Als Brandon Hill damals, im Jahre 1986 im zarten Alter von 17 Jahren zu einer Halloween Party lud, kam es in dem Glasbungalow in den Bergen des kleinen Örtchens New Jericho, den er gemeinsam mit seinem Vater und dem Haushälter-Ehepaar Vera und Curtis bewohnte, zu einem für ihn extrem verstörenden Ereignis. Exakt 32 Jahre später, am 31.10.2018 lädt er einen Teil der ehemaligen Gäste erneut zu einer Halloween Party in den überdimensionalen Bungalow hoch über den dunklen Wäldern ein. Ralph, Scotty, Louise, Terry, Nick, Ashley, Donna, Kim, Janet und Henry. Sie alle haben sich seit diesen 32 Jahren nicht mehr gesehen. Brandon will gemeinsam mit seinen damaligen Freunden die 80er Jahre wieder aufleben lassen und eine Art 1986 Halloween-Revival-Party feiern. Seine Gäste sollen entsprechend verkleidet, alleine und ohne Partner kommen. So verlangt es Brandon zumindest gegenüber Kim am Telefon. Selbige sieht es als Auszeit vom Alltag, um ein wenig Zeit für sich zu haben. Eine geradezu willkommene Abwechslung.
 
Als die Gäste am Halloween Abend des Jahres 2018 am Pförtnerhäuschen des riesigen Anwesens von der damaligen, wie heutigen Haushälterin Vera in Empfang genommen werden, fordert sie die Truppe auf, ihre Handys abzugeben. Diese gab es 1986 schließlich auch nicht, argumentiert sie. Dem Klischee eines leider arg konstruierten Psychothrillers entsprechend, ist die Zufahrtsstraße zu dem abgelegen Haus, aufgrund der starken Regenfällen in den letzten Tagen in keinem guten Zustand und so verspricht die Hausangestellte, dass ihr Mann Curtis die gesamte Entourage mit seinem Jeep bis zum Bach bringen wird. Die Herrschaften mögen den restlichen Weg zum Haus dann alleine mit dem Jeep zurücklegen. Curtis könne den kurzen Weg zurück laufen. Als Brandons Gäste im Haus eingetroffen sind, kommt es bei seiner waghalsigen Begrüßung zu einem folgenschweren Unfall, als sich der riesige Kronleuchter von der Decke der Eingangshalle löst und Brandon unter sich begräbt. Als seine Gäste Hilfe holen wollen, müssen sie feststellen, dass dies nicht möglich ist.

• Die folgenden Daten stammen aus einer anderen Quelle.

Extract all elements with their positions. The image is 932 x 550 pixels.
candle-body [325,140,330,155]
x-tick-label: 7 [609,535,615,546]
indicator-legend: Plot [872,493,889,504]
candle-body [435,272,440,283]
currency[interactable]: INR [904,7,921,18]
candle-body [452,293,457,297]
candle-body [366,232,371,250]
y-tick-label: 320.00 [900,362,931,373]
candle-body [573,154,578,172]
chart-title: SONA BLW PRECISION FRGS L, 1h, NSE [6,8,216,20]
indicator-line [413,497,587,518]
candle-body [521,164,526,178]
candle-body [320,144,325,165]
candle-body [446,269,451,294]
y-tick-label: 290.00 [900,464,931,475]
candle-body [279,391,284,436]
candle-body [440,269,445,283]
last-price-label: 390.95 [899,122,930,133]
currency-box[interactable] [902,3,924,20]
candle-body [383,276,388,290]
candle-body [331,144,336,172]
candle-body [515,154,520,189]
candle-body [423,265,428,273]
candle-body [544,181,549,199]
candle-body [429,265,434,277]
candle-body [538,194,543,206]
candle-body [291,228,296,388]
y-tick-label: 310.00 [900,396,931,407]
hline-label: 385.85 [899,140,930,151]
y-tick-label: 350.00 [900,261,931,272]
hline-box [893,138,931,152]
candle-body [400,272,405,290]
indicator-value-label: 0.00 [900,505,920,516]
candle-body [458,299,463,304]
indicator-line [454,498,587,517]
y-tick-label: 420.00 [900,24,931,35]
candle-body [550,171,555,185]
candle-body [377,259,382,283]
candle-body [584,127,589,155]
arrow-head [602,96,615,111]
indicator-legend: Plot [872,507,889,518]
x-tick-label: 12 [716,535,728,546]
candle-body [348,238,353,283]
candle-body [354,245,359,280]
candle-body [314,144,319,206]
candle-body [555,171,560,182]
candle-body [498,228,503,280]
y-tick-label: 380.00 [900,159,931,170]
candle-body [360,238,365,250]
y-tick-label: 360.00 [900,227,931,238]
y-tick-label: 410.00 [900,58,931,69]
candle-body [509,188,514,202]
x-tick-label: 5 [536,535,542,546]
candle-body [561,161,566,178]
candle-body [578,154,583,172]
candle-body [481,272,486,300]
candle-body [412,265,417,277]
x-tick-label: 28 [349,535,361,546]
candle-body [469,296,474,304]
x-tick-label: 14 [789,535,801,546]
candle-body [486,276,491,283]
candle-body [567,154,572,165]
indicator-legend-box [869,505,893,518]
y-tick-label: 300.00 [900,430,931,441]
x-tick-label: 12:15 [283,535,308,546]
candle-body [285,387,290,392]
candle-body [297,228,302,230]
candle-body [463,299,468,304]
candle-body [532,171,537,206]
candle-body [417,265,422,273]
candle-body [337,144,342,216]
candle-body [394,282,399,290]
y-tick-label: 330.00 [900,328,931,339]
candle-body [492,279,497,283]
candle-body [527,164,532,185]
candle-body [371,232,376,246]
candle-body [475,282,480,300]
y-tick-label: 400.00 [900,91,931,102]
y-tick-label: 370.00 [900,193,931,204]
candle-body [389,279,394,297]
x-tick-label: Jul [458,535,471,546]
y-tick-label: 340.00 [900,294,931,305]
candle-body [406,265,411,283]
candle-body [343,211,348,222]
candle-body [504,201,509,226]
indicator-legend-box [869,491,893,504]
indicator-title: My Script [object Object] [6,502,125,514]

Das versprochene Festnetz ist nicht zu gebrauchen, der Bach ist zu einem reißenden Strom angeschwollen und plötzlich rasseln auch noch die Rollläden herunter. Die Gäste auf dem hektargroßen Anwesen können ihrem fremdgesteuerten Alptraum somit nicht mehr entkommen. Eine Art Psychoterror beginnt, bei dem einer nach dem anderen drauf gehen soll.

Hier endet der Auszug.